Julia stared out of the carriage window at the passing landscape. Do I? Am I in love with him? She was not certain what that meant any more. She had thought herself in love with Jonathan, so much in love that she would trust her entire future to him, and yet that feeling had evaporated the moment she realised his deception.
And what she felt for Will was nothing like that light-headed, romantic dreamy feeling. She liked him, she respected him and she desired him, but she was no longer so naïve that she thought a woman must be in love in order to ache for a man to lie with her. She felt for Will, in short, all those things that a woman making a marriage of convenience would hope that she would come to feel for her husband.

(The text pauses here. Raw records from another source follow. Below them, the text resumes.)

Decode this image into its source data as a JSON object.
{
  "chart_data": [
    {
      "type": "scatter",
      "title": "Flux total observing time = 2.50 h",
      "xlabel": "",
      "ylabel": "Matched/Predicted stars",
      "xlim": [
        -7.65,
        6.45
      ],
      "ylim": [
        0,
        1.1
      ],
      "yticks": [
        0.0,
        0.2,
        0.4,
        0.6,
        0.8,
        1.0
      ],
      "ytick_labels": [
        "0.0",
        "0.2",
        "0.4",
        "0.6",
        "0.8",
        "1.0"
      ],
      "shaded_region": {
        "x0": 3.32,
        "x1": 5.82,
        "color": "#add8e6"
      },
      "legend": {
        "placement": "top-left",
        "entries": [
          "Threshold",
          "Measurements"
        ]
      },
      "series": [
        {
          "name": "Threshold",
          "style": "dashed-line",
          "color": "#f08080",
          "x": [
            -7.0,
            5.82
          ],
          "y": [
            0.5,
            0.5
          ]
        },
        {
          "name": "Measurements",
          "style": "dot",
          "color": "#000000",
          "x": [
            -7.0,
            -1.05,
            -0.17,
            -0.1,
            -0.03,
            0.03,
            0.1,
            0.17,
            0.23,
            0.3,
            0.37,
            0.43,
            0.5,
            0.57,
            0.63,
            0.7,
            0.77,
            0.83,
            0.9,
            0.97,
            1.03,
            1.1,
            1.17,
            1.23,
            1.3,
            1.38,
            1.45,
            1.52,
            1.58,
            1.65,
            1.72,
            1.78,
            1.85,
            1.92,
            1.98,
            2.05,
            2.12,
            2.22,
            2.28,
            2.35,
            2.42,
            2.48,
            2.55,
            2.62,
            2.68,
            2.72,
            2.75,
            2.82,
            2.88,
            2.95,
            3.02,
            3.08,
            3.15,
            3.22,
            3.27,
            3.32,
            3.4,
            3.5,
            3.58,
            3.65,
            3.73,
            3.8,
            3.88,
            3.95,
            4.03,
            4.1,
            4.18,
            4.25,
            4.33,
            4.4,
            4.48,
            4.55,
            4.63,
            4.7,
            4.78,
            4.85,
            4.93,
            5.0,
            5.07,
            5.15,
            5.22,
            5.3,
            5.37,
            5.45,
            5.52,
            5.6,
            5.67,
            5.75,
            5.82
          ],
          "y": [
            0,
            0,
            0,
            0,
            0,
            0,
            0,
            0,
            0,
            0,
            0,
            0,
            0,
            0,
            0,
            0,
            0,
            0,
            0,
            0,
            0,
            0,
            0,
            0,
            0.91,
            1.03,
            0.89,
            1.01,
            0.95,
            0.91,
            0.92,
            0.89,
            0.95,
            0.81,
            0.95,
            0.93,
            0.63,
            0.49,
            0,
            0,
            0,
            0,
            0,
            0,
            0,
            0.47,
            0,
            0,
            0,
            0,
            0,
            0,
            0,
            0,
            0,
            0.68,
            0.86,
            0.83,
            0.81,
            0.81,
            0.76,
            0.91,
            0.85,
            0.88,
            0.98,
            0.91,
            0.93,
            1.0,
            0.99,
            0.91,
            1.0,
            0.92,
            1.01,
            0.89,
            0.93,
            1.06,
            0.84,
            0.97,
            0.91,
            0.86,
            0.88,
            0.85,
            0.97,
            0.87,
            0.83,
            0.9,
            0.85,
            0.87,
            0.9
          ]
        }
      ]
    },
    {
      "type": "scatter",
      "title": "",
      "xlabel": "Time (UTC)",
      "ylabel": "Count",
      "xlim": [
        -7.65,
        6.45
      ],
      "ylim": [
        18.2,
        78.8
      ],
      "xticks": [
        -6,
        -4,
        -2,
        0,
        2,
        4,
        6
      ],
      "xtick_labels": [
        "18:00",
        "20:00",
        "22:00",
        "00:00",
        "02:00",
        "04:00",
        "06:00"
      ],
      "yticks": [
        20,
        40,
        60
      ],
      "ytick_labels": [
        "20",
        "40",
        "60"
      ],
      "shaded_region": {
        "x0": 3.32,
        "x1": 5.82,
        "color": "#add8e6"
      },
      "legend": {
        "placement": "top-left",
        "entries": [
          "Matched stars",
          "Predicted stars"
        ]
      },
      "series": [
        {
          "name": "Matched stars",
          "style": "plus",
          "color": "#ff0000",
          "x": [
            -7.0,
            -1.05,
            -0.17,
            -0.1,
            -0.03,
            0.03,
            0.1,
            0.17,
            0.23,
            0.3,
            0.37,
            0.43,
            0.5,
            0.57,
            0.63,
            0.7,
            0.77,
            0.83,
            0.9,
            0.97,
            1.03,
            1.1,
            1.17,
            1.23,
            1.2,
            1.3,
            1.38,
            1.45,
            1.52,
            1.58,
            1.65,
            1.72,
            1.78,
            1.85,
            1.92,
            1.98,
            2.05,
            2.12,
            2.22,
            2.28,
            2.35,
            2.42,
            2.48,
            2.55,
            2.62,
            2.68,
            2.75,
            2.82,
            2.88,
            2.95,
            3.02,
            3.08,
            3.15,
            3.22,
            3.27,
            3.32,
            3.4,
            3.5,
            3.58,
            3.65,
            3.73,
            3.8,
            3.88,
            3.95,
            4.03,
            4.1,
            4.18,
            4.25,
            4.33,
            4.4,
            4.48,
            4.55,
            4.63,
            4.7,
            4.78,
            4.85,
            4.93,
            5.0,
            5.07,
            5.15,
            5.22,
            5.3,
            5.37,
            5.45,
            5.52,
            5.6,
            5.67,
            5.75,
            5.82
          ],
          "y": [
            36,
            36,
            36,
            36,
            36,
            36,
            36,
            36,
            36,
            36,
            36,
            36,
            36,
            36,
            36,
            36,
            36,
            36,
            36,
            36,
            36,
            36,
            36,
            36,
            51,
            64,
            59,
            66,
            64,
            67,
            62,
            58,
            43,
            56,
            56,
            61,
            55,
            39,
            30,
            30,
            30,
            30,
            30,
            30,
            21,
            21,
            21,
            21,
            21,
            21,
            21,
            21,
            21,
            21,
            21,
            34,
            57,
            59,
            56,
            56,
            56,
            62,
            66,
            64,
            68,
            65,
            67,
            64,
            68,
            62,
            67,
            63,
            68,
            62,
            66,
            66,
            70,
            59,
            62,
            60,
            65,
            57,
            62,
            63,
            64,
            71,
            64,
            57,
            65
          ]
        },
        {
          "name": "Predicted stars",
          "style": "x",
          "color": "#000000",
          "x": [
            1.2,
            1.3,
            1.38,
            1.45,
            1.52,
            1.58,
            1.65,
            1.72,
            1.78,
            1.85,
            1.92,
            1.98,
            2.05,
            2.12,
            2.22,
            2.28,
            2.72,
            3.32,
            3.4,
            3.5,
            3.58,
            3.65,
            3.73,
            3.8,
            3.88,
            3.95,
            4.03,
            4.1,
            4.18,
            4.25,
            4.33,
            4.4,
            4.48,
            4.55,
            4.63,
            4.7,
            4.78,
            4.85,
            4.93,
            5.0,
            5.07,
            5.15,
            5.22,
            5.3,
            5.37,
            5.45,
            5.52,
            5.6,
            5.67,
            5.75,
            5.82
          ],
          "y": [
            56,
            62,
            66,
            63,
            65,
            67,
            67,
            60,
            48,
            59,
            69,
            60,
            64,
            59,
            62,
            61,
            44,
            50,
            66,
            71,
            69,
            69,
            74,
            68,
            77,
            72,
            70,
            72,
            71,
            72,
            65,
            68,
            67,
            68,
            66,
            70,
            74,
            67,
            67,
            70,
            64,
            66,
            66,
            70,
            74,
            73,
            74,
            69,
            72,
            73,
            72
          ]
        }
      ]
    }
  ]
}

But it was not love. That was just a romantic dream and a sure way to a broken heart, Julia decided. And why should she want to be in love with her husband in any case? If she was fortunate, there would be children who would be healthy and strong and she would experience all the love she could want with them. Julia closed her eyes for a moment in silent supplication that if she was fortunate enough to become pregnant again then all would be well this time.
But even so, when Will looked up and caught her studying him, and his eyes crinkled with amused affection, her heart made that foolish little leap again. ‘Your hair needs cutting,’ she said prosaically. ‘You must add that to the list of things to do in town.’